Brad Butterworth, votre ancien tacticien et l’actuel skipper d’Alinghi, a déclaré que les écarts de vitesse entre les bateaux seront plus faibles à la prochaine America’s Cup que lors des précédentes. Etes-vous d’accord avec lui ?
La nouvelle jauge est plus restrictive que l’ancienne. Mais, entre la longueur, le déplacement et les surfaces de voile, la plupart des architectes ont dû travailler dans une toute petite fourchette. A part la bôme et quelques légères différences dans les formes, nous pouvons nous attendre à ce que les voiliers soient relativement similaires en performance, au moins sur le papier.

Nous allons cependant percevoir des différences. Même deux monotypes peuvent avoir des différences de vitesse assez conséquentes. Tout dépend de l’équilibre des voiles, de leur forme. Les réglages et la manière de naviguer sont également des facteurs importants.

Ces différences devraient être similaires à celles que nous avions constatées en 2003, lors de la finale de la Louis Vuitton Cup et de l’America’s Cup.

Dans quel domaine va-t-on trouver, selon vous, les principales innovations technologiques de la 32e America’s Cup ?
Les voiles.

Est-ce la dernière fois que l’on voit courir les Class America ? Le souhaitez-vous ?
Les bateaux actuels ont été de bons bateaux pendant toute une époque. Mais pour la prochaine America’s Cup, le moment est venu de créer une nouvelle jauge.

Quel autre type de bateau verriez-vous remplacer les Class America ?
Des bateaux à déplacements légers. C’est le chemin vers lequel toute la voile moderne est en train de se diriger. Il fait sens que l’America’s Cup soit le fer de lance de ce mouvement dans le futur. Les bateaux peuvent rester grands mais le nombre de marins à bord pourrait être réduit. Ça ajouterait un défi humain dans la navigation. Ça pourrait aussi réduire les coûts !

Y a-t-il une chance pour qu’une des équipes du «Big Three» (Oracle BMW Racing, Emirates Team New Zealand, Luna Rossa) ne figure pas en demi-finale de la Louis Vuitton Cup ?
C’est peu probable. Les membres du «Big Three» ont, en théorie, les moyens d’engager les meilleurs marins parmi les challengers. Deux d’entre eux seront en finale.

Budget, talent ou technique. Quelle est la priorité pour gagner l’America’s Cup?
Le capital humain est le plus important pour une équipe. Mais s’il est clair qu’il faut avoir assez d’argent pour engager les bonnes personnes, le plus gros budget ne gagne pas nécessairement. Dans les faits, depuis 1983, les plus gros budgets n’ont jamais gagné. D’autre part, il y a un effet pervers à avoir beaucoup d’argent à dépenser.
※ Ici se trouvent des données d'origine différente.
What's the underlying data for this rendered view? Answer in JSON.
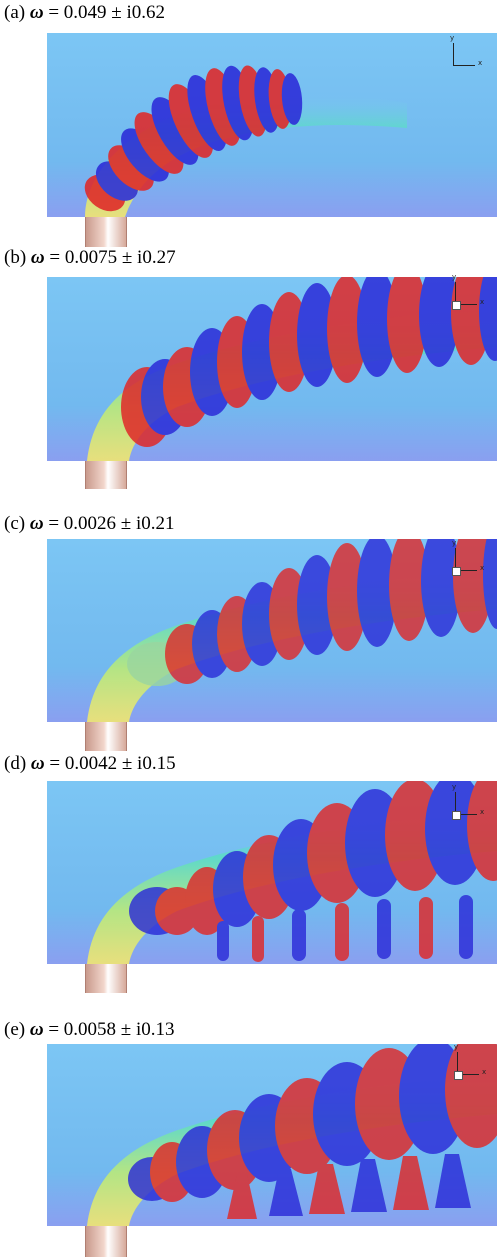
{
  "panels": [
    {
      "label": "(a)",
      "symbol": "ω",
      "value": "= 0.049 ± i0.62"
    },
    {
      "label": "(b)",
      "symbol": "ω",
      "value": "= 0.0075 ± i0.27"
    },
    {
      "label": "(c)",
      "symbol": "ω",
      "value": "= 0.0026 ± i0.21"
    },
    {
      "label": "(d)",
      "symbol": "ω",
      "value": "= 0.0042 ± i0.15"
    },
    {
      "label": "(e)",
      "symbol": "ω",
      "value": "= 0.0058 ± i0.13"
    }
  ],
  "axis_labels": {
    "x": "x",
    "y": "y"
  },
  "colors": {
    "background_flow": "#6fb8ee",
    "positive_vorticity": "#e02828",
    "negative_vorticity": "#2b2bd8",
    "nozzle": "#e0b6a8"
  }
}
Je peux imaginer que l’une ou l’autre des grosses équipes perdent de l’argent dans des recherches futiles. Attention aux erreurs de choix !

Une légère carence de budget peut forcer une équipe à se concentrer sur ce qui est réellement important. Avec Team New Zealand, en 1995 et 2000, nous avions réalisé plus de choses que les autres avec moins d’argent.

Quel «petit défi» pourrait éventuellement avoir, selon vous, les honneurs de la demi-finale ?
Desafío Español, Mascalzone Latino-Capitalia Team ou peut-être Victory Challenge.
Quel regard portez-vous sur la version 5 des Class America ? Cette modification de jauge a-t-elle apporté un plus à la compétition ?
Je n’ai pas navigué sur ces bateaux depuis que la jauge a changé. Mais j’ai le sentiment qu’il n’y a pas énormément de différences entre l’ancienne jauge et la nouvelle.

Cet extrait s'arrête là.